The Code of Criminal Procedure is the primary legislation on how the administration must enact and implement criminal law.
It provides details on the state machinery in crime investigation, apprehension of suspects, inspection and evidence collection, and charging the guilty with appropriate punishment.
It also deals with public nuisance and the protection of children, women, and parents.
Section 46 of the Criminal Procedure Law
Section 46 of the Criminal Procedure Law brings forth the procedures involved in any arrest.
The part consists of four sub-sections elaborating the details –
- The arresting officer must touch or confine the body of the accused. However, if the guilty person submits to the officer by word or action, the person arresting can void this requirement.
- If the accused person resists arrest or attempts to escape custody, the police officer or arresting personnel may resort to any response deemed necessary to complete their capture.
- There is no law or mention of any action that may lead to the accused’s death while bringing them into custody unless their offense is punishable by death or life imprisonment.
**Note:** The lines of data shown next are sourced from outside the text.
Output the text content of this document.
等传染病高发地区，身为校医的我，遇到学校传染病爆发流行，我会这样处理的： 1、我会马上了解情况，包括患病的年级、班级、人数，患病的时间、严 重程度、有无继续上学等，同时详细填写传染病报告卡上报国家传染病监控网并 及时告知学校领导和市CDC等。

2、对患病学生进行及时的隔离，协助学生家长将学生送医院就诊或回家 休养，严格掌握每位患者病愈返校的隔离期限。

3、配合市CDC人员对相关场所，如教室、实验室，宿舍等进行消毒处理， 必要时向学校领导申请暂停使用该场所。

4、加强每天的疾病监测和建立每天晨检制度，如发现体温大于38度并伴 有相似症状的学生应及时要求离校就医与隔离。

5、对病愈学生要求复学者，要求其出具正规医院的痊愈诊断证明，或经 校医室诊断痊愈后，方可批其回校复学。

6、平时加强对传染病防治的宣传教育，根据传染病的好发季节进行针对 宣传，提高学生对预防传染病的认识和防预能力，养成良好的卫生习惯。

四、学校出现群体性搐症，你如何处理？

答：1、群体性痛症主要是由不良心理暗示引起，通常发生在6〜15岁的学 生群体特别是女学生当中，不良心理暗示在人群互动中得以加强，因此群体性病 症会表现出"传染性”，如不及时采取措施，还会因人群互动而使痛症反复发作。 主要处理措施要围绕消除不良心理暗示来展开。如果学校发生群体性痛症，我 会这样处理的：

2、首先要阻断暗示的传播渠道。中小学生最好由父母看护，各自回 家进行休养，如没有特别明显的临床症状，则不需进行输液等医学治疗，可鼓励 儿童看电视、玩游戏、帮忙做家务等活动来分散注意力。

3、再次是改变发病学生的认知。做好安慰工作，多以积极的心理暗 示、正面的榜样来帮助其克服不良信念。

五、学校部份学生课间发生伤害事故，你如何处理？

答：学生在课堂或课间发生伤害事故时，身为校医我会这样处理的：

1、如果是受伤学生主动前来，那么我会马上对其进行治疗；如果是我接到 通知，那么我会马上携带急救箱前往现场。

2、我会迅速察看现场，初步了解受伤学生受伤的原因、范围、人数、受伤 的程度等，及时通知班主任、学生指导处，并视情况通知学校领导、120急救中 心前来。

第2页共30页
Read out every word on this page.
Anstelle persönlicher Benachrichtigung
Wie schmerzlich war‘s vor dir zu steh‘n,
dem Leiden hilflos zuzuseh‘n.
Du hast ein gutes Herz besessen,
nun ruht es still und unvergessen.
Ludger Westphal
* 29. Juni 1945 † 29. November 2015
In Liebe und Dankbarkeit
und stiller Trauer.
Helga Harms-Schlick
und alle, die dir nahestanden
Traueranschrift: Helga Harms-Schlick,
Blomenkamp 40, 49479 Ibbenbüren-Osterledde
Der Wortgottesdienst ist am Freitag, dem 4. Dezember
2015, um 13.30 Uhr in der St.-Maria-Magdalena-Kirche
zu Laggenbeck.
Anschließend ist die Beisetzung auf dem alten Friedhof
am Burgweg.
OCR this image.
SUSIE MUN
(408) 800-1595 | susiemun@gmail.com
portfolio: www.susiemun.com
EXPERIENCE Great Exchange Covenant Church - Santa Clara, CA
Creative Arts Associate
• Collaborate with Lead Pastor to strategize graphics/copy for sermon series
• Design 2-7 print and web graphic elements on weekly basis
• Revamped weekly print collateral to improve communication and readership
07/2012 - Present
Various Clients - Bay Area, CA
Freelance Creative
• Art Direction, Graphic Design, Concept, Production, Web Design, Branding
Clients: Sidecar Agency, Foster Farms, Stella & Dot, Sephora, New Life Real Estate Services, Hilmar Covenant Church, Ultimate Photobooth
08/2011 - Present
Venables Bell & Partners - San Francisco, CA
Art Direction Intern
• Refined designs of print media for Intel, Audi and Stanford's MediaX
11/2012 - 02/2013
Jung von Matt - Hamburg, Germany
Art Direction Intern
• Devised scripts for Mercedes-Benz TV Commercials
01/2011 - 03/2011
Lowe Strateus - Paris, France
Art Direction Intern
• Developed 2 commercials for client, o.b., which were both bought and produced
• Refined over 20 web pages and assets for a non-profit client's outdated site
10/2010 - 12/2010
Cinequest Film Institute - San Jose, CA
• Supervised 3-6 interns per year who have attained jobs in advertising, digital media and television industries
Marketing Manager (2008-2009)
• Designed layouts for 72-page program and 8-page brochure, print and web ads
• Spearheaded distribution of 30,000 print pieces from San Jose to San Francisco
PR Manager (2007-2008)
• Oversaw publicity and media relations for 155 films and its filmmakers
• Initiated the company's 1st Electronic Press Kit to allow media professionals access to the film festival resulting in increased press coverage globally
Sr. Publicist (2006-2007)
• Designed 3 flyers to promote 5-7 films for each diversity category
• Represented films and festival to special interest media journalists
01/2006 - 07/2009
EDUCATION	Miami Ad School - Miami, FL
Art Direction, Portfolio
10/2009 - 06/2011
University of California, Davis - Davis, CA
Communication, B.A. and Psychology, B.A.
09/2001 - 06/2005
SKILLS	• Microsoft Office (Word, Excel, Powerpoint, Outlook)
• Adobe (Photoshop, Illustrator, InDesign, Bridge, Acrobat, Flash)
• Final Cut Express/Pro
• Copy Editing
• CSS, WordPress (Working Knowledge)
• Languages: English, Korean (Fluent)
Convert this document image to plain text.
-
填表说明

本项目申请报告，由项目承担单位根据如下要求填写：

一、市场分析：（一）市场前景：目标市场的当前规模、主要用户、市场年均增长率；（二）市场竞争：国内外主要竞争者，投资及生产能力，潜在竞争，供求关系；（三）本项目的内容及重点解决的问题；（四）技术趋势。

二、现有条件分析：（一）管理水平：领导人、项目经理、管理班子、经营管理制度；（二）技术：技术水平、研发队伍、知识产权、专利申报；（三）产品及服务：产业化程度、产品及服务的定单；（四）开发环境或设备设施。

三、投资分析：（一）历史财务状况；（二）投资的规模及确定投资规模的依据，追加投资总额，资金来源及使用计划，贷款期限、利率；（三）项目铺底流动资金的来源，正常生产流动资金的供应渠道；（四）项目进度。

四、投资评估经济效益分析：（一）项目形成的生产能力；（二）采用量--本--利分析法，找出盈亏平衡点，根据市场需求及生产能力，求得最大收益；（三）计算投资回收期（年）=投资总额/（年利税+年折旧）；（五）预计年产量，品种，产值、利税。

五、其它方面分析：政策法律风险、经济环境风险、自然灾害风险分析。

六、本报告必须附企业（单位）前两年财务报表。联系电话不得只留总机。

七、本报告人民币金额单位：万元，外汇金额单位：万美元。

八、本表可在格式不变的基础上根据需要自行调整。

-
- Officers or armed personnel cannot arrest women after sunset and before sunrise, save for exceptional circumstances. If such circumstances arise, a female officer must undertake the procedure of arrest, complete with a written report and prior permission of the Judicial Magistrate within the local jurisdiction of the committed crime or place of detention.
Section 46 controversy
Section 46 has come under controversy due to details described by 46(2) and 46(3).
The statements in the third clause bestow certain decision-making powers on the police forces.
The exploitation of the provision can lead to systematic brutality and police and social bias.
Encounters provide vindication before the justice system can give a verdict on a criminal case.
The State defends Encounters as acts committed by the armed forces or police officers involved in self-defense or carried out by following procedural norms.
Arrests carried out under Section 46 must be supported by an arrest warrant. The perpetrator has the right to know the charges against them.
Reasonable grounds must back up the arrest, the particulars of which the accused must be aware.
Section 50(1) ensures the legislation of these rights.